1 Toen zong Mozes en de kinderen Israels de HEERE dit lied, en spraken, zeggende: Ik zal den HEERE zingen; want Hij is hogelijk verheven! Het paard en zijn ruiter heeft Hij in de zee geworpen.

2 De HEERE is mijn Kracht en Lied, en Hij is mij tot een Heil geweest; deze is mijn God; daarom zal ik Hem een liefelijke woning maken; Hij is mijns vaders God, dies zal ik Hem verheffen!

3 De HEERE is een krijgsman; HEERE is Zijn Naam!

4 Hij heeft Farao's wagenen en zijn heir in de zee geworpen; en de keure zijner hoofdlieden zijn verdronken in de Schelfzee.

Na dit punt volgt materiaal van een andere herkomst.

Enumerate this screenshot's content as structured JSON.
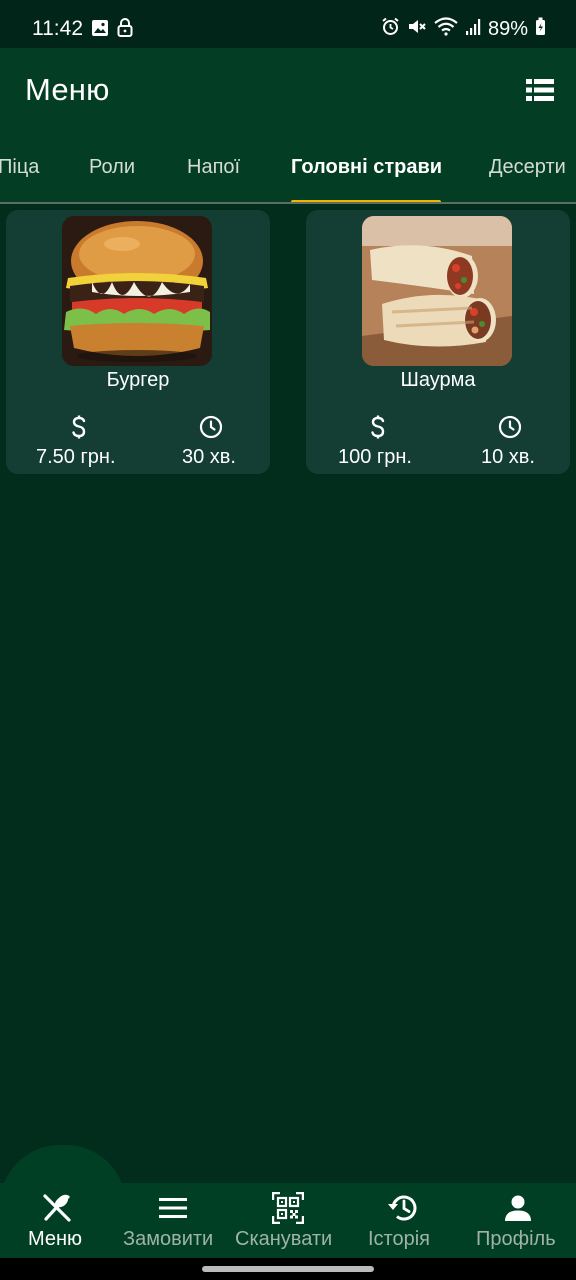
{
  "status_bar": {
    "time": "11:42",
    "battery": "89%",
    "icons": [
      "gallery-icon",
      "lock-icon",
      "alarm-icon",
      "mute-icon",
      "wifi-icon",
      "signal-icon",
      "battery-icon"
    ]
  },
  "app_bar": {
    "title": "Меню",
    "action_icon": "list-view-icon"
  },
  "tabs": [
    {
      "label": "Піца",
      "active": false
    },
    {
      "label": "Роли",
      "active": false
    },
    {
      "label": "Напої",
      "active": false
    },
    {
      "label": "Головні страви",
      "active": true
    },
    {
      "label": "Десерти",
      "active": false
    }
  ],
  "dishes": [
    {
      "name": "Бургер",
      "price": "7.50 грн.",
      "time": "30 хв.",
      "image": "burger-image"
    },
    {
      "name": "Шаурма",
      "price": "100 грн.",
      "time": "10 хв.",
      "image": "shawarma-image"
    }
  ],
  "bottom_nav": [
    {
      "label": "Меню",
      "icon": "fork-knife-icon",
      "active": true
    },
    {
      "label": "Замовити",
      "icon": "menu-lines-icon",
      "active": false
    },
    {
      "label": "Сканувати",
      "icon": "qr-code-icon",
      "active": false
    },
    {
      "label": "Історія",
      "icon": "history-icon",
      "active": false
    },
    {
      "label": "Профіль",
      "icon": "person-icon",
      "active": false
    }
  ],
  "colors": {
    "background": "#022d1c",
    "app_bar": "#033d24",
    "card": "#143d33",
    "tab_indicator": "#f2b400",
    "inactive_nav_label": "#9fb3a7"
  }
}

5 De afgronden hebben hen bedekt; zij zijn in de diepten gezonken als een steen.

6 O HEERE! Uw rechterhand is verheerlijkt geworden in macht; Uw rechterhand, o HEERE! heeft den vijand verbroken!

7 En door Uw grote hoogheid hebt Gij, die tegen U opstonden, omgeworpen; Gij hebt Uw brandenden toorn uitgezonden, die hen verteerd heeft als een stoppel.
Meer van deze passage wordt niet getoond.